The faces of a cubical die are each labeled with a different prime number, and each of the six smallest prime numbers (2, 3, 5, 7, 11, 13) is on exactly one face of the die. The die will be rolled twice. What is the probability that the product of the two numbers rolled will be even? Express your answer as a common fraction
Naming clockwise, regular pentagon COUNT has vertices C, O, U, N, T, respectively. Point X is right in the center of this pentagon so that line segments from X to each vertex create congruent triangles. If point C is rotated 144° counterclockwise about the point X, what original vertex is the image of point C?
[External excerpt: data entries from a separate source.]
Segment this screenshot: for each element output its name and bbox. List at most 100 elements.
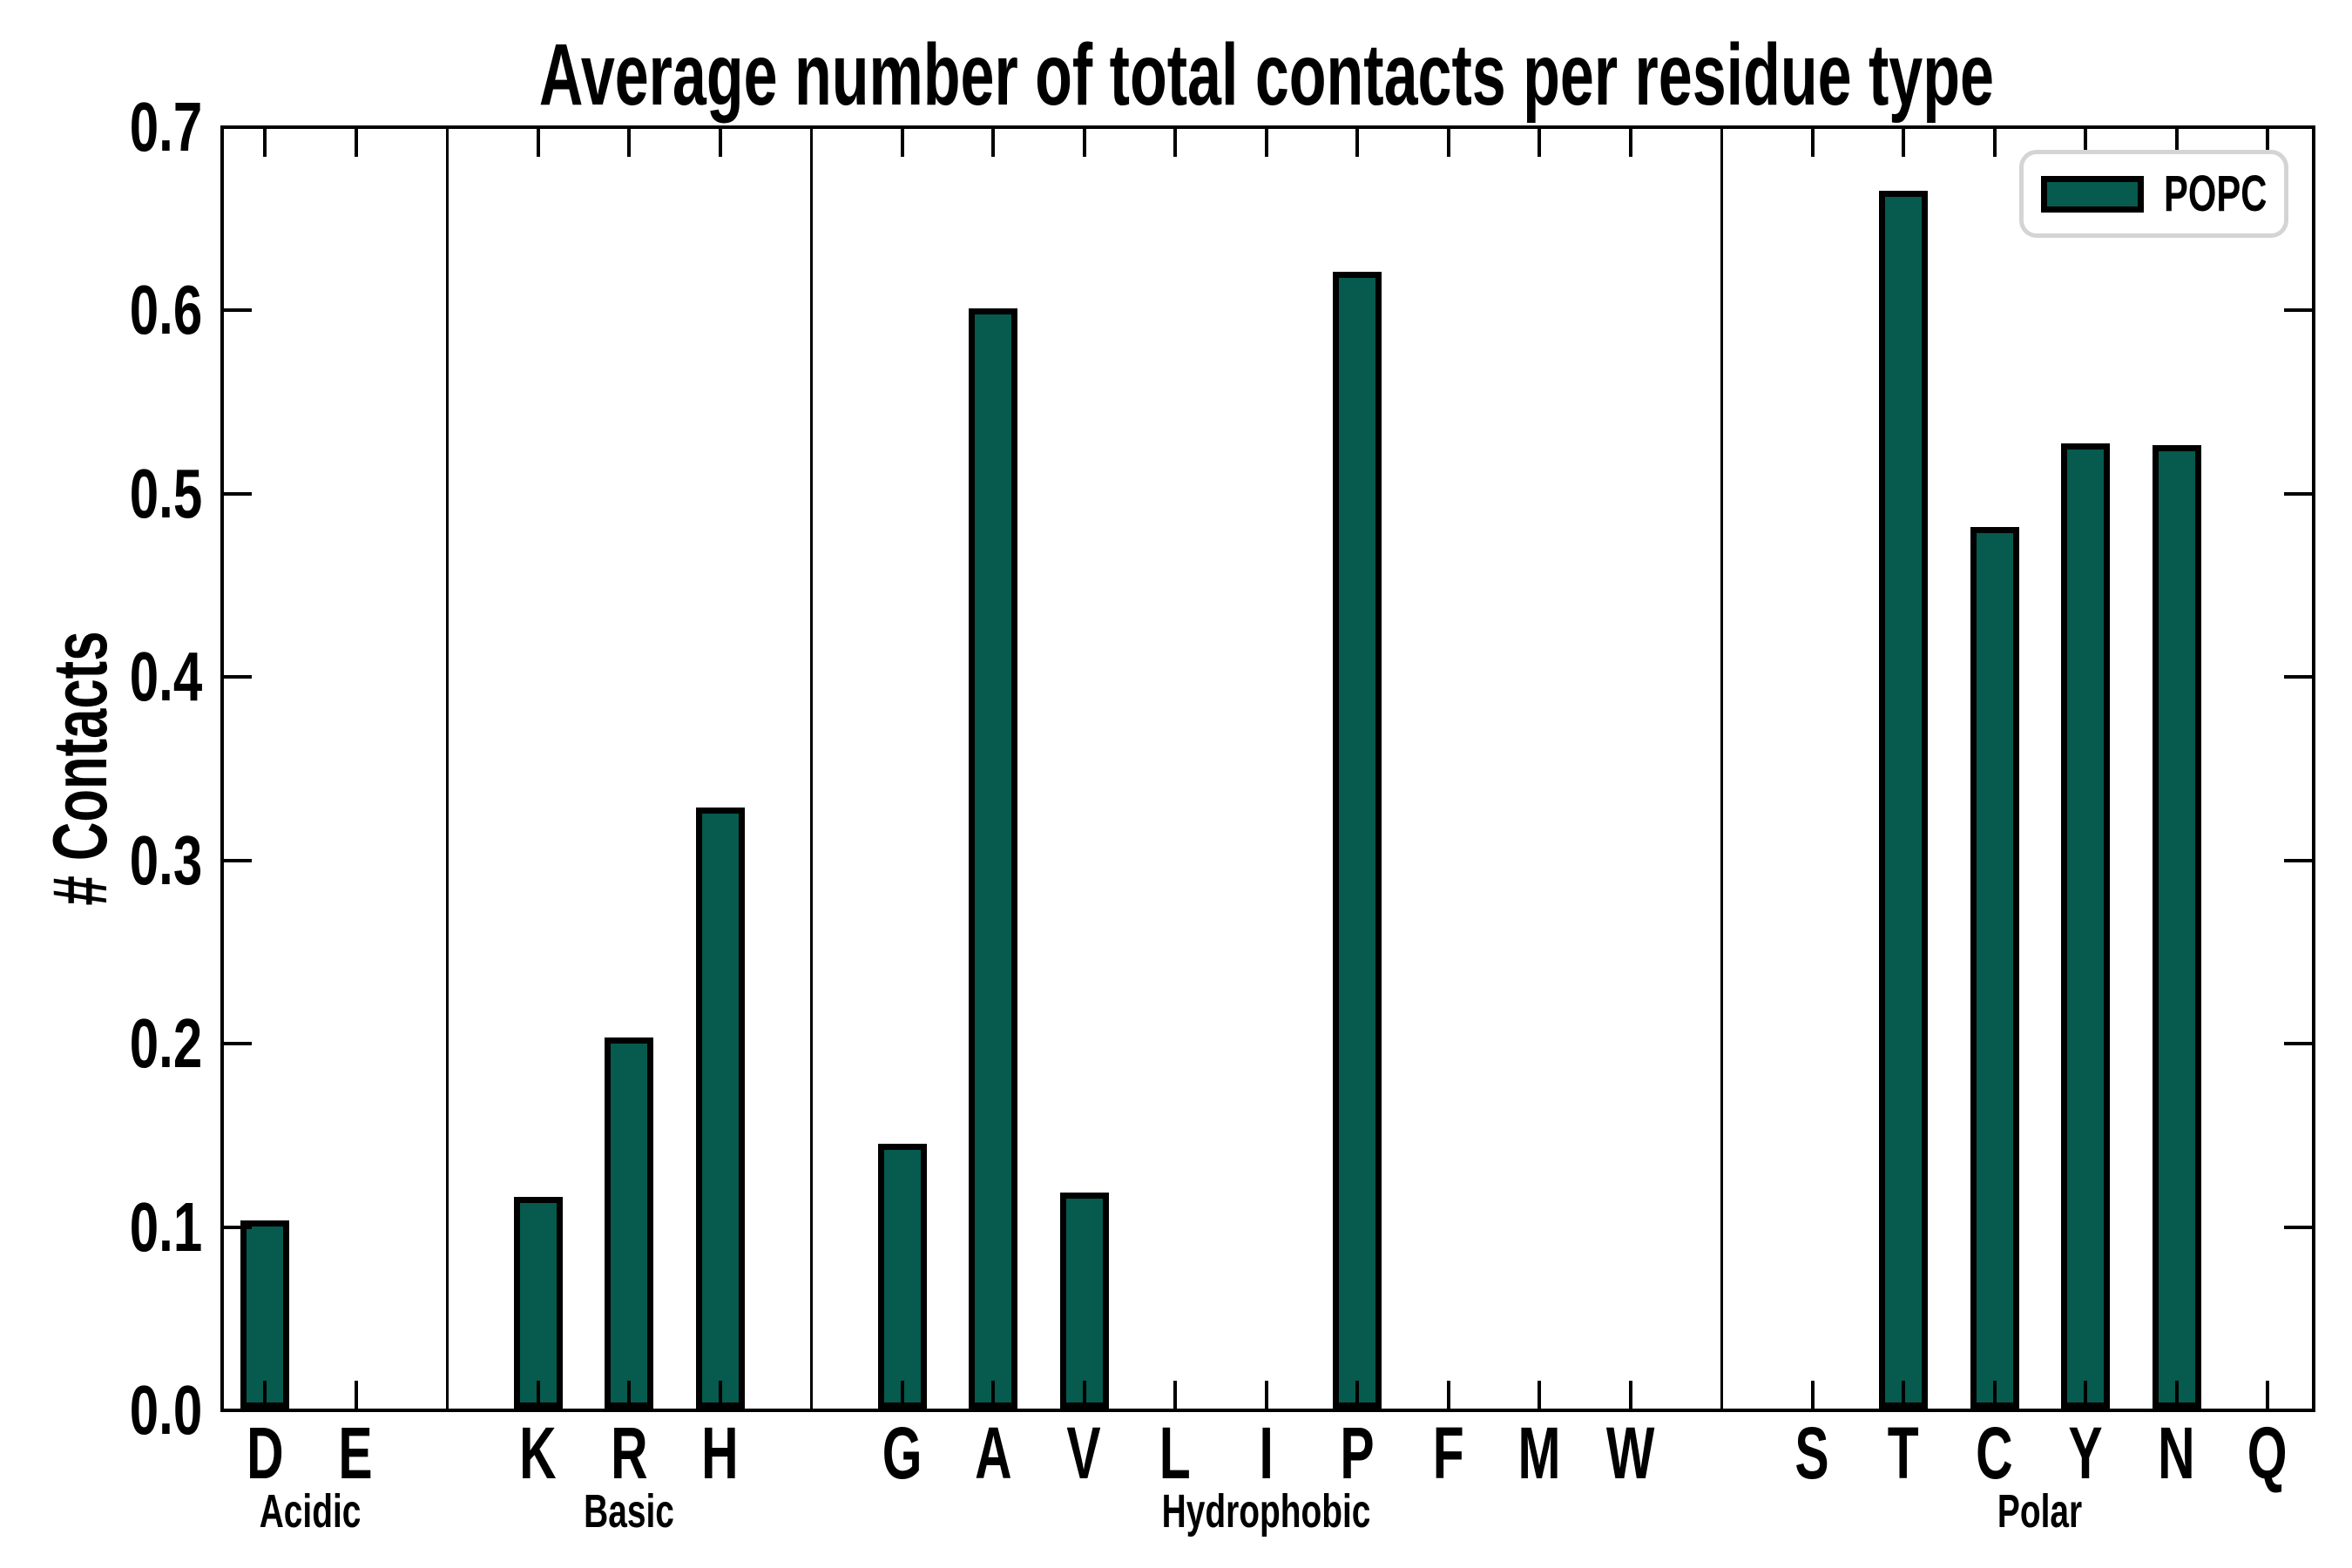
x-tick-text-P: P: [1340, 1412, 1375, 1494]
x-tick-text-C: C: [1976, 1412, 2013, 1494]
legend-swatch-popc: [2041, 175, 2144, 213]
y-tick-text-0.5: 0.5: [129, 454, 202, 532]
x-tick-label-P: P: [1270, 1416, 1444, 1490]
x-tick-top-Y: [2084, 129, 2087, 157]
x-tick-text-W: W: [1605, 1412, 1655, 1494]
x-tick-top-M: [1538, 129, 1541, 157]
x-tick-text-T: T: [1888, 1412, 1919, 1494]
x-tick-text-H: H: [701, 1412, 739, 1494]
y-tick-label-0.2: 0.2: [28, 1009, 202, 1078]
group-label-text-basic: Basic: [584, 1485, 674, 1538]
x-tick-text-N: N: [2158, 1412, 2195, 1494]
y-tick-label-0.6: 0.6: [28, 275, 202, 345]
bar-Y: [2061, 443, 2110, 1409]
bar-V: [1059, 1193, 1109, 1409]
x-tick-label-L: L: [1088, 1416, 1262, 1490]
x-tick-text-R: R: [610, 1412, 648, 1494]
x-tick-bottom-P: [1355, 1381, 1359, 1409]
x-tick-text-M: M: [1517, 1412, 1561, 1494]
group-label-basic: Basic: [324, 1488, 934, 1535]
x-tick-text-A: A: [974, 1412, 1012, 1494]
y-tick-left-0.1: [224, 1225, 252, 1229]
x-tick-bottom-M: [1538, 1381, 1541, 1409]
bar-K: [513, 1197, 563, 1409]
bar-H: [695, 808, 745, 1409]
y-tick-left-0.4: [224, 675, 252, 679]
x-tick-top-N: [2174, 129, 2179, 157]
group-label-acidic: Acidic: [5, 1488, 615, 1535]
x-tick-bottom-E: [354, 1381, 358, 1409]
bar-T: [1879, 191, 1928, 1409]
x-tick-bottom-F: [1446, 1381, 1450, 1409]
x-tick-bottom-R: [627, 1381, 631, 1409]
x-tick-top-D: [263, 129, 267, 157]
x-tick-bottom-I: [1264, 1381, 1268, 1409]
y-tick-right-0.5: [2284, 491, 2312, 496]
x-tick-bottom-W: [1628, 1381, 1632, 1409]
x-tick-top-C: [1992, 129, 1997, 157]
x-tick-label-F: F: [1362, 1416, 1536, 1490]
x-tick-top-S: [1810, 129, 1815, 157]
x-tick-label-C: C: [1908, 1416, 2082, 1490]
x-tick-bottom-D: [263, 1381, 267, 1409]
x-tick-bottom-Y: [2084, 1381, 2087, 1409]
legend: POPC: [2019, 150, 2288, 238]
legend-label-row: POPC: [2144, 165, 2287, 222]
x-tick-text-Y: Y: [2068, 1412, 2103, 1494]
y-tick-left-0.2: [224, 1042, 252, 1046]
x-tick-top-V: [1082, 129, 1086, 157]
group-label-text-polar: Polar: [1997, 1485, 2083, 1538]
y-tick-left-0.5: [224, 491, 252, 496]
group-label-text-hydrophobic: Hydrophobic: [1161, 1485, 1371, 1538]
x-tick-text-I: I: [1259, 1412, 1274, 1494]
group-divider-2: [809, 129, 813, 1409]
x-tick-bottom-A: [991, 1381, 995, 1409]
x-tick-text-E: E: [338, 1412, 374, 1494]
y-tick-label-0.1: 0.1: [28, 1187, 202, 1266]
x-tick-top-R: [627, 129, 631, 157]
x-tick-label-M: M: [1452, 1416, 1626, 1490]
x-tick-text-S: S: [1794, 1412, 1830, 1494]
chart-title-row: Average number of total contacts per res…: [220, 31, 2314, 118]
y-tick-label-0.0: 0.0: [28, 1375, 202, 1445]
x-tick-label-G: G: [815, 1416, 990, 1490]
y-tick-label-0.3: 0.3: [28, 825, 202, 896]
x-tick-top-A: [991, 129, 995, 157]
x-tick-label-E: E: [269, 1416, 443, 1490]
x-tick-top-E: [354, 129, 358, 157]
x-tick-text-Q: Q: [2247, 1412, 2288, 1494]
x-tick-bottom-C: [1992, 1381, 1997, 1409]
x-tick-top-G: [900, 129, 904, 157]
y-tick-right-0.1: [2284, 1225, 2312, 1229]
x-tick-bottom-Q: [2266, 1381, 2269, 1409]
legend-label: POPC: [2164, 165, 2268, 222]
x-tick-bottom-L: [1173, 1381, 1177, 1409]
group-label-hydrophobic: Hydrophobic: [962, 1488, 1571, 1535]
y-tick-right-0.6: [2284, 308, 2312, 313]
x-tick-bottom-N: [2174, 1381, 2179, 1409]
x-tick-text-F: F: [1432, 1412, 1464, 1494]
y-tick-label-0.7: 0.7: [28, 92, 202, 162]
group-label-text-acidic: Acidic: [259, 1485, 362, 1538]
x-tick-bottom-H: [718, 1381, 722, 1409]
x-tick-text-D: D: [246, 1412, 284, 1494]
x-tick-label-K: K: [451, 1416, 625, 1490]
bar-D: [240, 1220, 289, 1409]
x-tick-label-R: R: [542, 1416, 716, 1490]
bar-C: [1970, 527, 2019, 1409]
bar-A: [969, 308, 1017, 1409]
y-tick-text-0.6: 0.6: [129, 271, 202, 349]
y-tick-label-0.5: 0.5: [28, 454, 202, 532]
x-tick-top-F: [1446, 129, 1450, 157]
y-tick-text-0.7: 0.7: [129, 88, 202, 166]
x-tick-top-T: [1902, 129, 1905, 157]
x-tick-label-T: T: [1816, 1416, 1990, 1490]
bar-P: [1333, 272, 1382, 1409]
x-tick-label-N: N: [2090, 1416, 2264, 1490]
y-tick-text-0.1: 0.1: [129, 1187, 202, 1266]
x-tick-label-S: S: [1726, 1416, 1900, 1490]
x-tick-text-K: K: [519, 1412, 557, 1494]
x-tick-bottom-V: [1082, 1381, 1086, 1409]
x-tick-bottom-T: [1902, 1381, 1905, 1409]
The preimage of square ABCD has its center at (8, −8) and has an area of 4 square units. The top side of the square is horizontal. The square is then dilated with the dilation center at (0, 0) and a scale factor of 2. What are the coordinates of the vertex of the image of square ABCD that is farthest from the origin?
A set of data includes all of the positive odd integers less than 100, the positive, two-digit multiples of 10, and the numbers 4, 16 and 64. All included integers appear exactly once in the data. What is the positive difference between the median and the mean of the set of data? Express your answer as a decimal to the nearest thousandth.
The formula for the volume of a sphere is V = (4/3)πr\(^3\) , where r is the radius of the sphere. Alex places a particular sphere into a cubic box with sides of 10 meters. If the sphere is tangent to each of the box’s faces, what is the volume of the sphere? Express your answer as a decimal to the nearest tenth.